I bought these fabrics to craft into my own garments:
The one on the right is a houndstooth from the Islay Woollen Mill on Islay, an island off the West Coast of Scotland. Islay is famous for its peaty whiskey, my husband’s favorite. I was excited to check out the mill too and was delighted with the experience. They even gave me labels to sew into my project, because Islay wool is such a quality product.
The mill makes fabrics for Saville Row tailors in a variety of checks and colors.
The guy running the mill was quite a character. He quickly and rather incoherently explained how the mill worked and then got back to work. There was a lovely smell of wool, old wood and axle grease in the place.
The showroom was just bolts of fabrics on shelves and piled on the floor. I looked everything over and had a tough time deciding what to buy. Finally I chose the gray, black and blue houndstooth because it was so unusual and it goes well with other items in my wardrobe.
I am planning to make a jacket out of it. Because this fabric is so rare and expensive, I will definitely make a muslin first!
The Islay Woollen Mill also had a pretty shop on the first floor with all finished goods from the mill and other things. My husband bought a traditional cap:
I didn’t get any pictures of the Edinburgh Tartan Weaving Mill, but be sure to look it up online and in person if you’re there. The mill is rather hidden inside an enormous gift shop down the Royal Mile from Edinburgh Castle. The mill is in the sub-sub-basement, and the fabric shop is a floor above that.
The place specializes in traditional tartans. I chatted up the salesman and spent quite some time looking over the choices before going with this tartan, woven in the traditional “Blue Ramsay” design.

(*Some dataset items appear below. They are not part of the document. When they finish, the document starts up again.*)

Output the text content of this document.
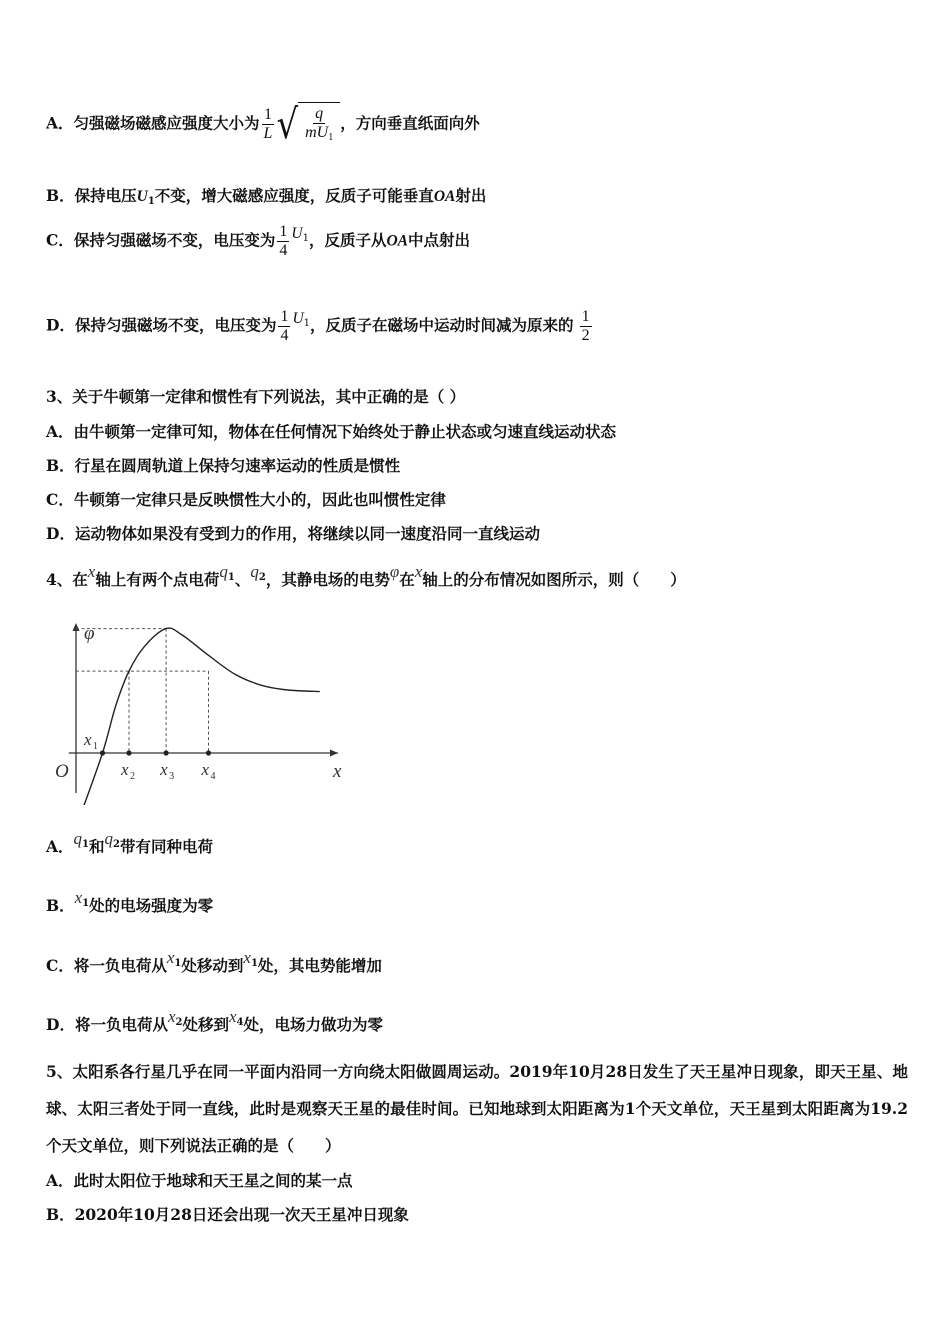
A．匀强磁场磁感应强度大小为 $\frac{1}{L}$ √ $\frac{q}{mU_1}$ ，方向垂直纸面向外
B．保持电压$U_1$不变，增大磁感应强度，反质子可能垂直OA射出
C．保持匀强磁场不变，电压变为 $\frac{1}{4} U_1$，反质子从OA中点射出
D．保持匀强磁场不变，电压变为 $\frac{1}{4} U_1$，反质子在磁场中运动时间减为原来的 $\frac{1}{2}$
3、关于牛顿第一定律和惯性有下列说法，其中正确的是（ ）
A．由牛顿第一定律可知，物体在任何情况下始终处于静止状态或匀速直线运动状态
B．行星在圆周轨道上保持匀速率运动的性质是惯性
C．牛顿第一定律只是反映惯性大小的，因此也叫惯性定律
D．运动物体如果没有受到力的作用，将继续以同一速度沿同一直线运动
4、在x轴上有两个点电荷$q_1$、$q_2$，其静电场的电势φ在x轴上的分布情况如图所示，则（　　）
O	x
φ
x 1
x 2 x 3 x 4
A．$q_1$和$q_2$带有同种电荷
B．$x_1$处的电场强度为零
C．将一负电荷从$x_1$处移动到$x_1$处，其电势能增加
D．将一负电荷从$x_2$处移到$x_4$处，电场力做功为零
5、太阳系各行星几乎在同一平面内沿同一方向绕太阳做圆周运动。2019年10月28日发生了天王星冲日现象，即天王星、地球、太阳三者处于同一直线，此时是观察天王星的最佳时间。已知地球到太阳距离为1个天文单位，天王星到太阳距离为19.2个天文单位，则下列说法正确的是（　　）
A．此时太阳位于地球和天王星之间的某一点
B．2020年10月28日还会出现一次天王星冲日现象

This fabric has a smoother texture and a crisper hand than the fabric from Islay, but the colorways are similar, so I know it will go with other garments in my wardrobe. I am planning to make an off-kilter kilt with it from New Look 6326. I ironed out the fit problems with the previous attempt. I like the idea of using a tartan on the bias for the overlay. I will need to figure out how to stabilize it so it doesn’t stretch out or warp.